Management of necrosis exceeds the frame of this document. It has to be known that the management of large radiation-induced necroses is usually difficult and should be discussed within experienced teams.
Large excisions are required of the necrotic tissue and of the surrounding tissue that is ‘doomed to die’. Such excisions are increasingly guided by complementary explorations such as MRI. Reconstruction may use autologous skin grafts, but may necessitate in some cases much more sophisticated approaches (such as the graft of artificial dermis in an intermediate phase, musculo-cutaneous rotational or ‘free’ flaps, epiploïc flaps etc. …).
8. Are some patients at greater risk for radiation injury than others?
Some rare health conditions render patients highly sensitive to radiation, e.g. patients with the homozygous form of the ataxia telangiectasia gene, or patients with Fanconi disease. Diseases such as collagen vascular diseases and diabetes mellitus are also suspected in rendering patients more susceptible to injury.
Diabetes compromises the vascular supply and this leads to a greater risk for long-term complications.
The reasons why some patients with collagen vascular disease are more sensitive to radiation are unknown. Moreover, having the disease does not systematically predispose patients to heightened sensitivity. Only a few patients with collagen vascular disease have been identified to have greater radiation sensitivity. Whether or not the skin type of an individual is correlated with sensitivity for radiation induced erythema is still a matter of discussion.
References
- Wagner, L.K., Radiation injury is a potentially serious complication to fluoroscopically-guided complex interventions, Biomed. Imaging Interv. J.3 2 (2007) e22.
- Elliott, E.A., Wright, J.R., Swann, R.S., Nguyen-Tân, F., Takita, C., Bucci, M.K., Garden, A.S., Kim, H., Hug, E.B., Ryu, J., Greenberg, M., Saxton, J.P., Ang, K., Berk, L., Phase III Trial of an Emulsion Containing Trolamine for the Prevention of Radiation Dermatitis in Patients With Advanced Squamous Cell Carcinoma of the Head and Neck: Results of Radiation Therapy Oncology Group Trial 99-13, JCO 24 13 (May 2006) 2092-2097.

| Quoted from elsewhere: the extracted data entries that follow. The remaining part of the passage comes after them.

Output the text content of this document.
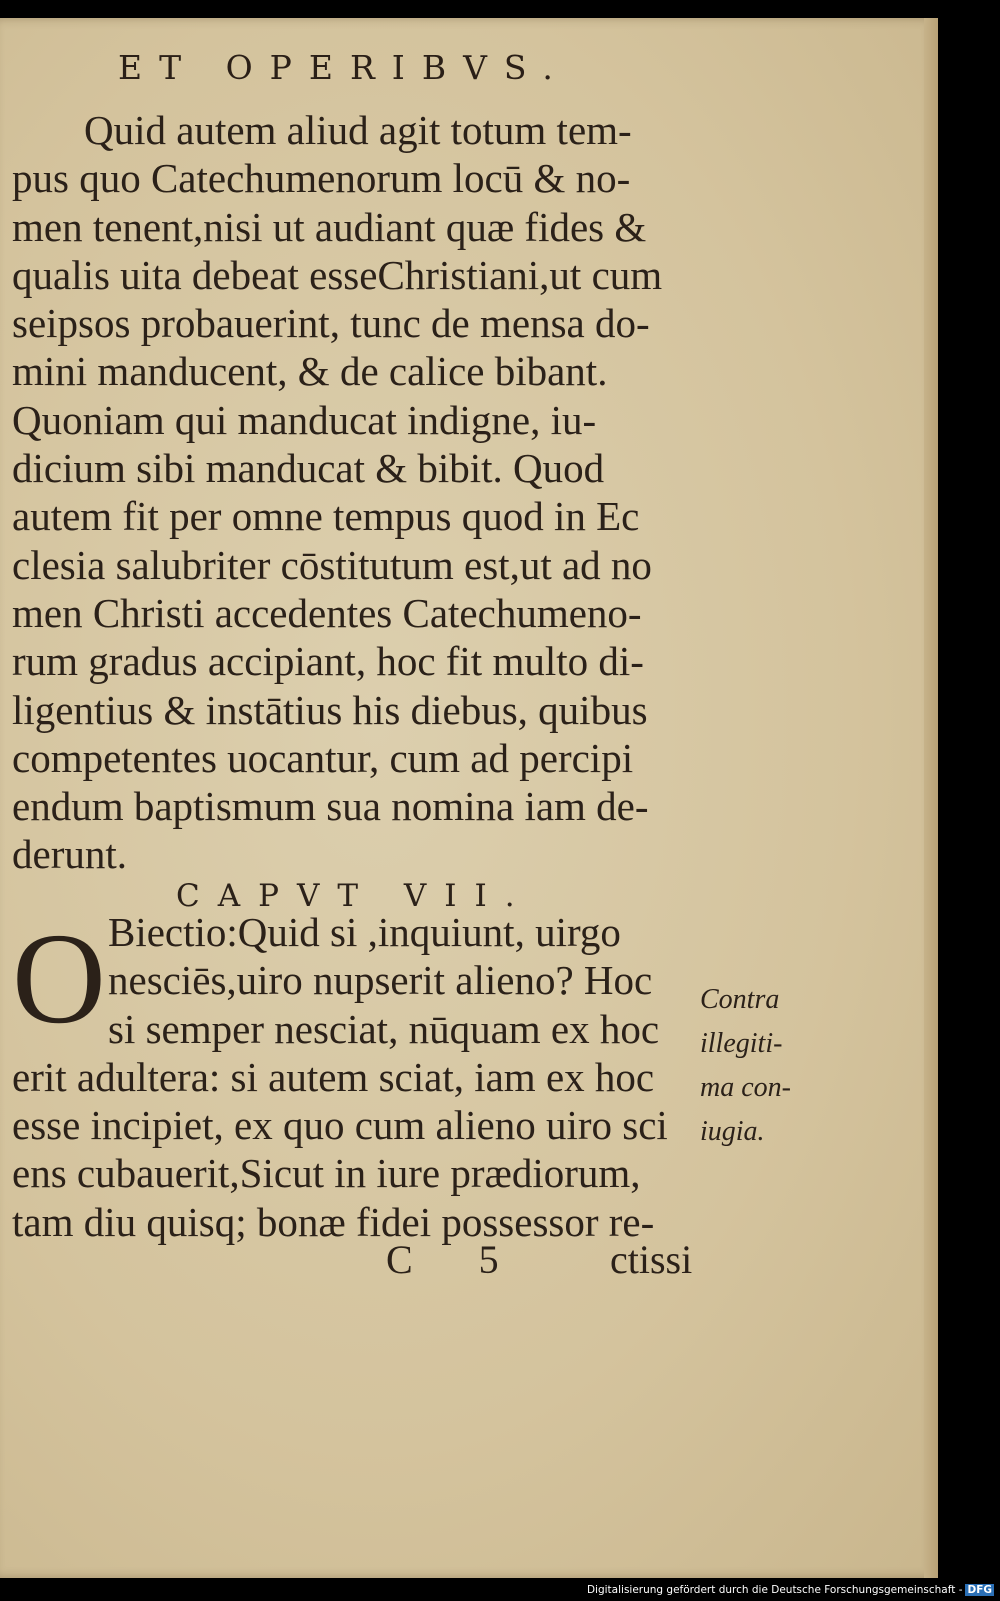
ET OPERIBVS.
Quid autem aliud agit totum tem-
pus quo Catechumenorum locū & no-
men tenent,nisi ut audiant quæ fides &
qualis uita debeat esseChristiani,ut cum
seipsos probauerint, tunc de mensa do-
mini manducent, & de calice bibant.
Quoniam qui manducat indigne, iu-
dicium sibi manducat & bibit. Quod
autem fit per omne tempus quod in Ec
clesia salubriter cōstitutum est,ut ad no
men Christi accedentes Catechumeno-
rum gradus accipiant, hoc fit multo di-
ligentius & instātius his diebus, quibus
competentes uocantur, cum ad percipi
endum baptismum sua nomina iam de-
derunt.
CAPVT VII.
O Biectio:Quid si ,inquiunt, uirgo
nesciēs,uiro nupserit alieno? Hoc
si semper nesciat, nūquam ex hoc
erit adultera: si autem sciat, iam ex hoc
esse incipiet, ex quo cum alieno uiro sci
ens cubauerit,Sicut in iure prædiorum,
tam diu quisq; bonæ fidei possessor re-
Contra
illegiti-
ma con-
iugia.
C 5 ctissi
Digitalisierung gefördert durch die Deutsche Forschungsgemeinschaft - DFG
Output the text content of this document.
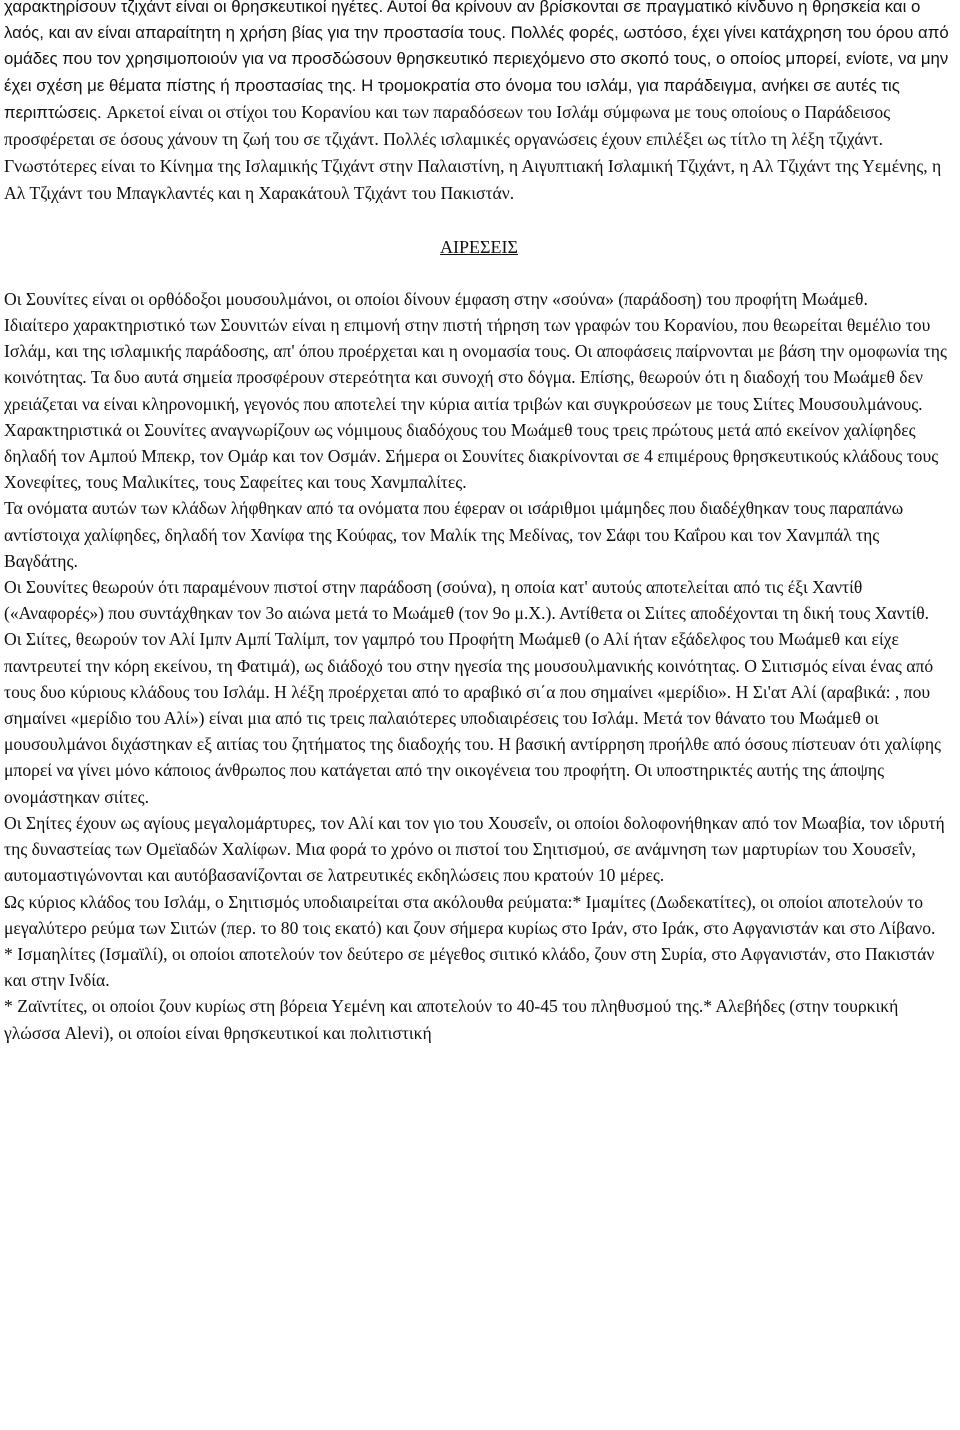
χαρακτηρίσουν τζιχάντ είναι οι θρησκευτικοί ηγέτες. Αυτοί θα κρίνουν αν βρίσκονται σε πραγματικό κίνδυνο η θρησκεία και ο λαός, και αν είναι απαραίτητη η χρήση βίας για την προστασία τους. Πολλές φορές, ωστόσο, έχει γίνει κατάχρηση του όρου από ομάδες που τον χρησιμοποιούν για να προσδώσουν θρησκευτικό περιεχόμενο στο σκοπό τους, ο οποίος μπορεί, ενίοτε, να μην έχει σχέση με θέματα πίστης ή προστασίας της. Η τρομοκρατία στο όνομα του ισλάμ, για παράδειγμα, ανήκει σε αυτές τις περιπτώσεις. Αρκετοί είναι οι στίχοι του Κορανίου και των παραδόσεων του Ισλάμ σύμφωνα με τους οποίους ο Παράδεισος προσφέρεται σε όσους χάνουν τη ζωή του σε τζιχάντ. Πολλές ισλαμικές οργανώσεις έχουν επιλέξει ως τίτλο τη λέξη τζιχάντ. Γνωστότερες είναι το Κίνημα της Ισλαμικής Τζιχάντ στην Παλαιστίνη, η Αιγυπτιακή Ισλαμική Τζιχάντ, η Αλ Τζιχάντ της Υεμένης, η Αλ Τζιχάντ του Μπαγκλαντές και η Χαρακάτουλ Τζιχάντ του Πακιστάν.

ΑΙΡΕΣΕΙΣ

Οι Σουνίτες είναι οι ορθόδοξοι μουσουλμάνοι, οι οποίοι δίνουν έμφαση στην «σούνα» (παράδοση) του προφήτη Μωάμεθ.

Ιδιαίτερο χαρακτηριστικό των Σουνιτών είναι η επιμονή στην πιστή τήρηση των γραφών του Κορανίου, που θεωρείται θεμέλιο του Ισλάμ, και της ισλαμικής παράδοσης, απ' όπου προέρχεται και η ονομασία τους. Οι αποφάσεις παίρνονται με βάση την ομοφωνία της κοινότητας. Τα δυο αυτά σημεία προσφέρουν στερεότητα και συνοχή στο δόγμα. Επίσης, θεωρούν ότι η διαδοχή του Μωάμεθ δεν χρειάζεται να είναι κληρονομική, γεγονός που αποτελεί την κύρια αιτία τριβών και συγκρούσεων με τους Σιίτες Μουσουλμάνους.

Χαρακτηριστικά οι Σουνίτες αναγνωρίζουν ως νόμιμους διαδόχους του Μωάμεθ τους τρεις πρώτους μετά από εκείνον χαλίφηδες δηλαδή τον Αμπού Μπεκρ, τον Ομάρ και τον Οσμάν. Σήμερα οι Σουνίτες διακρίνονται σε 4 επιμέρους θρησκευτικούς κλάδους τους Χονεφίτες, τους Μαλικίτες, τους Σαφείτες και τους Χανμπαλίτες.

Τα ονόματα αυτών των κλάδων λήφθηκαν από τα ονόματα που έφεραν οι ισάριθμοι ιμάμηδες που διαδέχθηκαν τους παραπάνω αντίστοιχα χαλίφηδες, δηλαδή τον Χανίφα της Κούφας, τον Μαλίκ της Μεδίνας, τον Σάφι του Καΐρου και τον Χανμπάλ της Βαγδάτης.

Οι Σουνίτες θεωρούν ότι παραμένουν πιστοί στην παράδοση (σούνα), η οποία κατ' αυτούς αποτελείται από τις έξι Χαντίθ («Αναφορές») που συντάχθηκαν τον 3ο αιώνα μετά το Μωάμεθ (τον 9ο μ.Χ.). Αντίθετα οι Σιίτες αποδέχονται τη δική τους Χαντίθ.

Οι Σιίτες, θεωρούν τον Αλί Ιμπν Αμπί Ταλίμπ, τον γαμπρό του Προφήτη Μωάμεθ (ο Αλί ήταν εξάδελφος του Μωάμεθ και είχε παντρευτεί την κόρη εκείνου, τη Φατιμά), ως διάδοχό του στην ηγεσία της μουσουλμανικής κοινότητας. Ο Σιιτισμός είναι ένας από τους δυο κύριους κλάδους του Ισλάμ. Η λέξη προέρχεται από το αραβικό σι΄α που σημαίνει «μερίδιο». Η Σι'ατ Αλί (αραβικά: , που σημαίνει «μερίδιο του Αλί») είναι μια από τις τρεις παλαιότερες υποδιαιρέσεις του Ισλάμ. Μετά τον θάνατο του Μωάμεθ οι μουσουλμάνοι διχάστηκαν εξ αιτίας του ζητήματος της διαδοχής του. Η βασική αντίρρηση προήλθε από όσους πίστευαν ότι χαλίφης μπορεί να γίνει μόνο κάποιος άνθρωπος που κατάγεται από την οικογένεια του προφήτη. Οι υποστηρικτές αυτής της άποψης ονομάστηκαν σιίτες.

Οι Σηίτες έχουν ως αγίους μεγαλομάρτυρες, τον Αλί και τον γιο του Χουσεΐν, οι οποίοι δολοφονήθηκαν από τον Μωαβία, τον ιδρυτή της δυναστείας των Ομεϊαδών Χαλίφων. Μια φορά το χρόνο οι πιστοί του Σηιτισμού, σε ανάμνηση των μαρτυρίων του Χουσεΐν, αυτομαστιγώνονται και αυτόβασανίζονται σε λατρευτικές εκδηλώσεις που κρατούν 10 μέρες.

Ως κύριος κλάδος του Ισλάμ, ο Σηιτισμός υποδιαιρείται στα ακόλουθα ρεύματα:* Ιμαμίτες (Δωδεκατίτες), οι οποίοι αποτελούν το μεγαλύτερο ρεύμα των Σιιτών (περ. το 80 τοις εκατό) και ζουν σήμερα κυρίως στο Ιράν, στο Ιράκ, στο Αφγανιστάν και στο Λίβανο.

* Ισμαηλίτες (Ισμαϊλί), οι οποίοι αποτελούν τον δεύτερο σε μέγεθος σιιτικό κλάδο, ζουν στη Συρία, στο Αφγανιστάν, στο Πακιστάν και στην Ινδία.

* Ζαϊντίτες, οι οποίοι ζουν κυρίως στη βόρεια Υεμένη και αποτελούν το 40-45 του πληθυσμού της.* Αλεβήδες (στην τουρκική γλώσσα Alevi), οι οποίοι είναι θρησκευτικοί και πολιτιστική
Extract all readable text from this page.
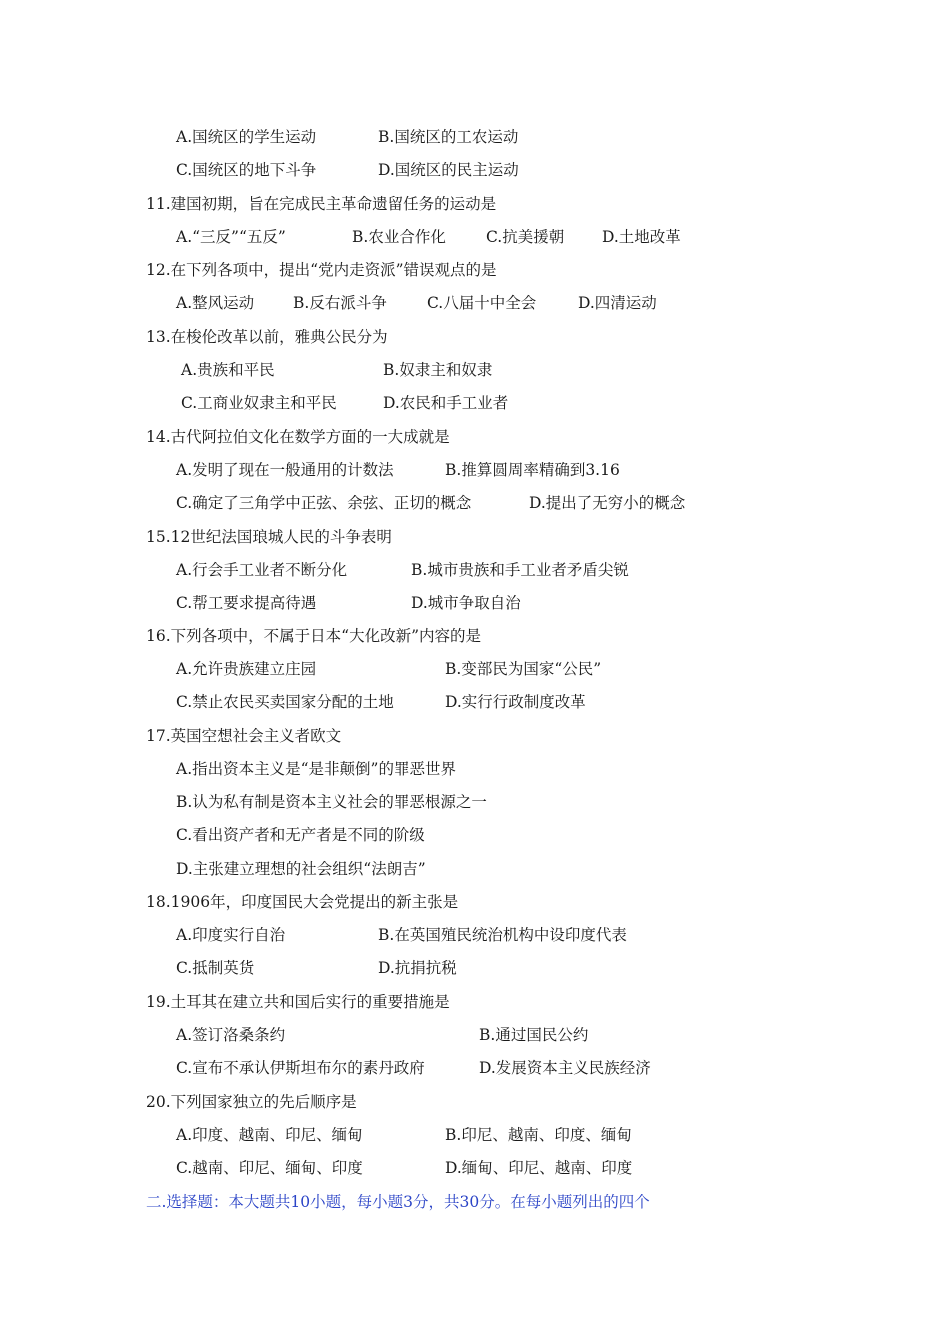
A.国统区的学生运动	B.国统区的工农运动
C.国统区的地下斗争	D.国统区的民主运动
11.建国初期，旨在完成民主革命遗留任务的运动是
A.“三反”“五反”	B.农业合作化	C.抗美援朝 D.土地改革
12.在下列各项中，提出“党内走资派”错误观点的是
A.整风运动	B.反右派斗争	C.八届十中全会	D.四清运动
13.在梭伦改革以前，雅典公民分为
A.贵族和平民	B.奴隶主和奴隶
C.工商业奴隶主和平民	D.农民和手工业者
14.古代阿拉伯文化在数学方面的一大成就是
A.发明了现在一般通用的计数法	B.推算圆周率精确到3.16
C.确定了三角学中正弦、余弦、正切的概念	D.提出了无穷小的概念
15.12世纪法国琅城人民的斗争表明
A.行会手工业者不断分化	B.城市贵族和手工业者矛盾尖锐
C.帮工要求提高待遇	D.城市争取自治
16.下列各项中，不属于日本“大化改新”内容的是
A.允许贵族建立庄园	B.变部民为国家“公民”
C.禁止农民买卖国家分配的土地	D.实行行政制度改革
17.英国空想社会主义者欧文
A.指出资本主义是“是非颠倒”的罪恶世界
B.认为私有制是资本主义社会的罪恶根源之一
C.看出资产者和无产者是不同的阶级
D.主张建立理想的社会组织“法朗吉”
18.1906年，印度国民大会党提出的新主张是
A.印度实行自治	B.在英国殖民统治机构中设印度代表
C.抵制英货	D.抗捐抗税
19.土耳其在建立共和国后实行的重要措施是
A.签订洛桑条约	B.通过国民公约
C.宣布不承认伊斯坦布尔的素丹政府	D.发展资本主义民族经济
20.下列国家独立的先后顺序是
A.印度、越南、印尼、缅甸	B.印尼、越南、印度、缅甸
C.越南、印尼、缅甸、印度	D.缅甸、印尼、越南、印度
二.选择题：本大题共10小题，每小题3分，共30分。在每小题列出的四个
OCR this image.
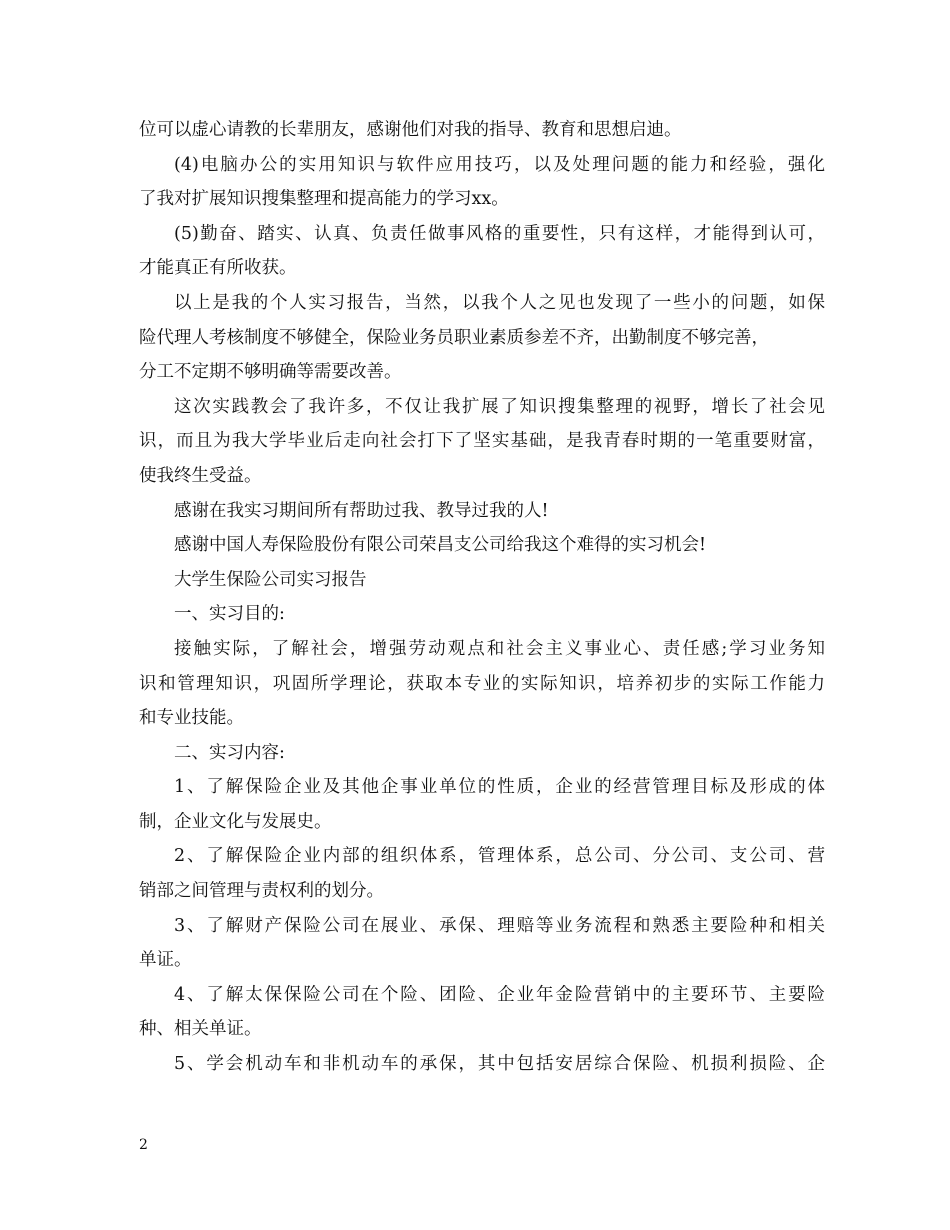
位可以虚心请教的长辈朋友，感谢他们对我的指导、教育和思想启迪。
(4)电脑办公的实用知识与软件应用技巧，以及处理问题的能力和经验，强化
了我对扩展知识搜集整理和提高能力的学习xx。
(5)勤奋、踏实、认真、负责任做事风格的重要性，只有这样，才能得到认可，
才能真正有所收获。
以上是我的个人实习报告，当然，以我个人之见也发现了一些小的问题，如保
险代理人考核制度不够健全，保险业务员职业素质参差不齐，出勤制度不够完善，
分工不定期不够明确等需要改善。
这次实践教会了我许多，不仅让我扩展了知识搜集整理的视野，增长了社会见
识，而且为我大学毕业后走向社会打下了坚实基础，是我青春时期的一笔重要财富，
使我终生受益。
感谢在我实习期间所有帮助过我、教导过我的人!
感谢中国人寿保险股份有限公司荣昌支公司给我这个难得的实习机会!
大学生保险公司实习报告
一、实习目的:
接触实际，了解社会，增强劳动观点和社会主义事业心、责任感;学习业务知
识和管理知识，巩固所学理论，获取本专业的实际知识，培养初步的实际工作能力
和专业技能。
二、实习内容:
1、了解保险企业及其他企事业单位的性质，企业的经营管理目标及形成的体
制，企业文化与发展史。
2、了解保险企业内部的组织体系，管理体系，总公司、分公司、支公司、营
销部之间管理与责权利的划分。
3、了解财产保险公司在展业、承保、理赔等业务流程和熟悉主要险种和相关
单证。
4、了解太保保险公司在个险、团险、企业年金险营销中的主要环节、主要险
种、相关单证。
5、学会机动车和非机动车的承保，其中包括安居综合保险、机损利损险、企
2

- Pommier, P., Gomez, F., Sunyach, M.P., D'Hombres, A., Carrie, C., Montbarbon, X., Phase III Randomized Trial of Calendula Officinalis Compared With Trolamine for the Prevention of Acute Dermatitis During Irradiation for Breast Cancer, JCO 22 8 (Apr. 2004) 1447–1453.
- Boström, A., Lindman, H., Swartling, C., Berne, B., Bergh, J., Potent corticosteroid cream (mometasone furoate) significantly reduces acute radiation dermatitis: results from a double-blind, randomized study, Radiother. Oncol. 59 3 (Jun. 2001) 257-265.
- Schmuth, M., Wimmer, M.A., Hofer, S., Sztankay, A., Weinlich, G., Linder, D.M., Elias, P.M., Fritsch, P.O., Fritsch, E., Topical corticosteroid therapy for acute radiation dermatitis: a prospective, randomized, double-blind study, Br. J. Dermatol. 146 6 (Jun. 2002) 983-991.
- Liguori, V., Guillemin, C., Pesce, G.F., Mirimanoff, R.O., Bernier, J., Double-blind, randomized clinical study comparing hyaluronic acid cream to placebo in patients treated with radiotherapy, Radiother. Oncol. 42 2 (Feb. 1997) 155-161.